Right around that time, I was taking a class on Buddhism. One of the textbooks was this book by Shantideva, an Indian monk who lived 1300 years ago, called The Bodhicaryavatara (“Guide to the Bodhisattva’s Way of Life”). 

(Quick definition: In the Buddhist tradition, a bodhisattva is someone who has looked deeply into the way things are, and that knowledge has filled them with so much compassion, they decide to devote themselves completely to healing the suffering of the world. It’s a pretty amazing ideal.)

Shantideva’s book is a how-to manual for people who want to be bodhisattvas, people who want to be fully wise and compassionate and aren’t fully there yet.

In other words, pretty much all of us!

This was the book that fell into my hands just when I needed it. I remember the day I read Shantideva’s words:

Whatever transgressions and evil deeds of various kinds there are, all arise through the power of conditioning factors [meaning, all the events and circumstances that have shaped people, beyond their control], while there is nothing that arises independently….

Therefore, even if one sees a friend or an enemy behaving badly, one can reflect that there are specific conditioning factors that determine this, and thereby remain happy….

Some commit offences out of delusion. Others, deluded, grow angry. Who among them should we say is free from blame, or who should we say is guilty?

Bodhicaryavatara, ch. 6

I read this passage and thought, whoa! He’s talking to me!

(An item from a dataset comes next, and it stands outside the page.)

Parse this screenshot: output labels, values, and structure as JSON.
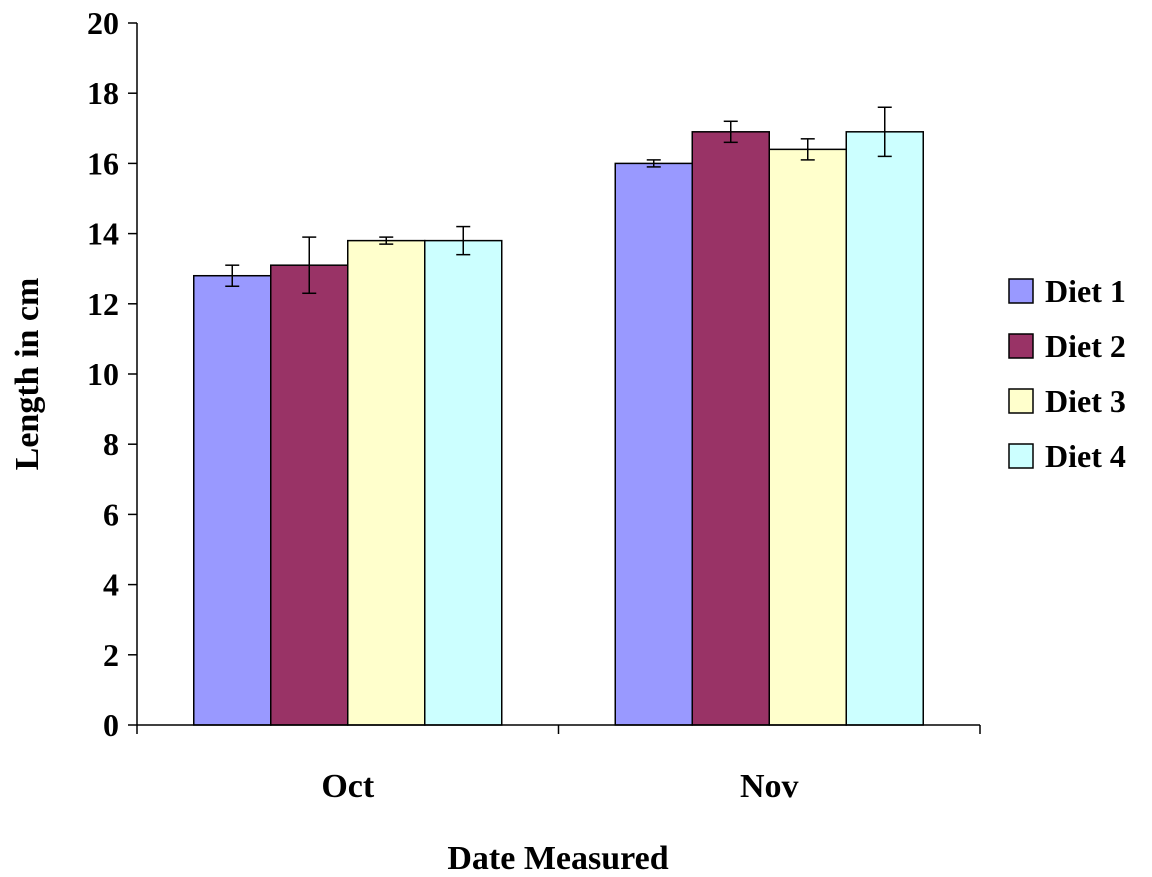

I’d been so angry at this person who had come into my life. But now, here was Shantideva telling me: Hold on, you have to step back and get some perspective. 

If you look deeply, I heard him saying, you’ll realize that the harmful things this person is doing have come about because of everything that has come before in that person’s life, and in the lives of the people that have influenced them, and so on and so forth, all the way as far back as you can imagine.

Right now, you’re blaming that person for their harmful actions. You’re angry at them. But, when you look deeply, why are you so angry with this one person? You might as well blame the entire history of the world.

He had my attention then.

He still has my attention today.

It seems like anger is everywhere in our world today. And I’ll be the first to admit, that first rush of self-righteous anger at someone else can feel pretty good. But where is it getting us? Is it bringing more healing to our relationships, or more wisdom to our communities? 

Not so much.  

I thought about Shantideva’s words, and my own anger toward this person I had to deal with. And I realized this person actually was doing their best in their relationships with others. I didn’t like what was happening, but that didn’t mean they and the others involved weren’t also doing the best they could. 

That realization dissolved my anger into sadness, and also compassion. Yet another lesson that it’s hard to be a human being, and none of us are doing it perfectly.

And when the time came that this person pushed my boundaries with their behavior, sure, my first reaction was anger. But, remembering Shantideva’s words, I was able to calm down pretty quickly. And I was able to let the person know what I could and couldn’t do, and what I needed from them in return.  

I won’t say everything went perfectly from then on. The relationship continued to be a rather bumpy one. But I knew they were doing their best, just as I was. And looking back, that felt so much better than my self-righteous anger ever did.